OUR OWN MONEY remains fully invested in mid-cap and small cap funds via positions in Phoenix Small Mid Cap, PKSFX, a mid-cap growth fund, Vanguard Selected Value, VASVX, a mid-cap value fund, Perkins Opportunity Fund, POFDX, a small small-cap growth fund, and Acadian Emerging Markets Portfolio (AEMGX, which I consider a small-cap fund). My Fidelity Select money is also 100% invested via positions in the Multimedia (FBMPX) and Telecommunications (FSTCX) funds plus a position in the PIMCO RCM Biotechnology fund (DRBNX; I switched from Select Biotech into DRBNX last summer for tax reasons).
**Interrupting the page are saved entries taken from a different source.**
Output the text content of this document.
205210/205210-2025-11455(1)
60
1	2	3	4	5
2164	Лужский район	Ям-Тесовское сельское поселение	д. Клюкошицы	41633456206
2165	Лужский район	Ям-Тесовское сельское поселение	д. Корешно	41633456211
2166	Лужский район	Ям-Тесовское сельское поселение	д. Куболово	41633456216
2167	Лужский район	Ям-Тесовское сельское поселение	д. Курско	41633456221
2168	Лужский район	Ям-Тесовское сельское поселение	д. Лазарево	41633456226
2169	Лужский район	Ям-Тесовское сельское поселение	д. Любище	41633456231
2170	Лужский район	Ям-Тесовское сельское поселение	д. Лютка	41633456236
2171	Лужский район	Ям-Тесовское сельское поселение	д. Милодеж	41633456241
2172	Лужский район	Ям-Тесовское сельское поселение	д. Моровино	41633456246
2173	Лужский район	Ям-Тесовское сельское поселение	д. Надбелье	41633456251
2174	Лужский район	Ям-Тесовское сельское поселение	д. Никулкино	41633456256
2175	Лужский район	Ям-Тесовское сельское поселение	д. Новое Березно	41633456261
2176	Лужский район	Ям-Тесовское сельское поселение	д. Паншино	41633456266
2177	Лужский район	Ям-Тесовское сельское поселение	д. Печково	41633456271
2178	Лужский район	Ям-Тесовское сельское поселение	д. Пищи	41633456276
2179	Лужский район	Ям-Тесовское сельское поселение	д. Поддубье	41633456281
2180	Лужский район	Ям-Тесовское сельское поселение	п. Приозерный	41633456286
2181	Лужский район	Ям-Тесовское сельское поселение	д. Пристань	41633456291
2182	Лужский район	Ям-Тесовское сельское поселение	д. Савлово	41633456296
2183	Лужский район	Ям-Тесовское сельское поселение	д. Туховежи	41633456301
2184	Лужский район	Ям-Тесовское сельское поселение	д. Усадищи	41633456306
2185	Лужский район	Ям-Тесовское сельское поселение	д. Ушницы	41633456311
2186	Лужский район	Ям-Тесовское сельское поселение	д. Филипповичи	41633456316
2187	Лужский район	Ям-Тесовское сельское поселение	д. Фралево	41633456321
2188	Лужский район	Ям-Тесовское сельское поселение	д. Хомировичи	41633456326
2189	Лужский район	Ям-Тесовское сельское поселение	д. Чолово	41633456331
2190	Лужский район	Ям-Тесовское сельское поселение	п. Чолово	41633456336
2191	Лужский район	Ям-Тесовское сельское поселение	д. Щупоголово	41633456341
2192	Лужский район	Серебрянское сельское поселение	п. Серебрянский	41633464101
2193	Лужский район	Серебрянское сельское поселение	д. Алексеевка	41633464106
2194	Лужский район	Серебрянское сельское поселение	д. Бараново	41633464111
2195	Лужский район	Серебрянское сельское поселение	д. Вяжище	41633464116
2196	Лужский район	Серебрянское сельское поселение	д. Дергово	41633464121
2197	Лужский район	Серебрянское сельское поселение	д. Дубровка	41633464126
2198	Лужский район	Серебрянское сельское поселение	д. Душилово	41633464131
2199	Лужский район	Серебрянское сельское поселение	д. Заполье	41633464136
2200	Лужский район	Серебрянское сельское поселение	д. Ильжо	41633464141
THE BOND MARKET. It is looking more and more like the bond market made a very significant high in September-October given things like the heavy recent inflows into bond funds (inflows which are disturbingly similar to the inflows into Janus-type funds in 2000) and the bond market's recent break of its long-term uptrend line. In addition, bonds usually perform worse and worse as the economic cycle turns back up, so about the best thing we can see for bonds here is a wide-swinging trading range between their September highs and their October lows. Whatever the case, stocks appear to have much, much more upside potential than bonds here. (We should note, though, that the foregoing comments apply only to Treasury bonds; other areas of the bond market, particularly junk bonds, should perform much better than Treasuries at this stage of the financial and economic cycles.)
BEST AND WORST GROUPS. Charts of the four best and worst-performing groups during the last seven weeks may be found, as usual, in the back of the report. To supplement those lists: Construction & Engineering rose onto the top four list for the first time this week while Computer Storage & Peripherals fell off; meanwhile, Retail-Drug and Motorcycle Manufacturers fell onto the worst-performing list this week while Retail-Food and Distillers and Vintners resurrected. (The groups moving out of each category are probably the most timely to look at.)
OUR FIDELITY SECTOR FUND relative strength work strengthened significantly this week as seven funds rose back above the money market rate of return. This brought the percentage of funds outperforming cash up to 38% from last week's 20%, and the rise above 33% was enough to generate a "buy signal". The positions in our switching program, meanwhile, are unchanged from a week ago: the #2 Telecommunications fund, #3 Software and #5 Multimedia. And the two highest-ranked funds this week are Gold and Telecommunications, while the two lowest-ranked funds are Medical Delivery and Electronics.
MAJOR OVERSEAS MARKETS. The German and U. K. markets have been moving pretty much in lockstep during the past couple of months; since the German market is the more volatile of the two, is probably has more recovery potential from a short- to intermediate-term basis (the next six months or so.) The Japanese market, though, may have even more potential than that; the Nikkei has been building a nice base in the 8300-9200 area despite being barraged with all sorts of bad news, and appears (like the NASDAQ) ready to stage some sort of longer-term recovery here. The Japanese stock market thus appears to be well-positioned here to rally from a longer-term standpoint, and we therefore think this is a good time to accumulate Japanese stocks. (We like the emerging markets even more, though, as noted in Our Own Money.)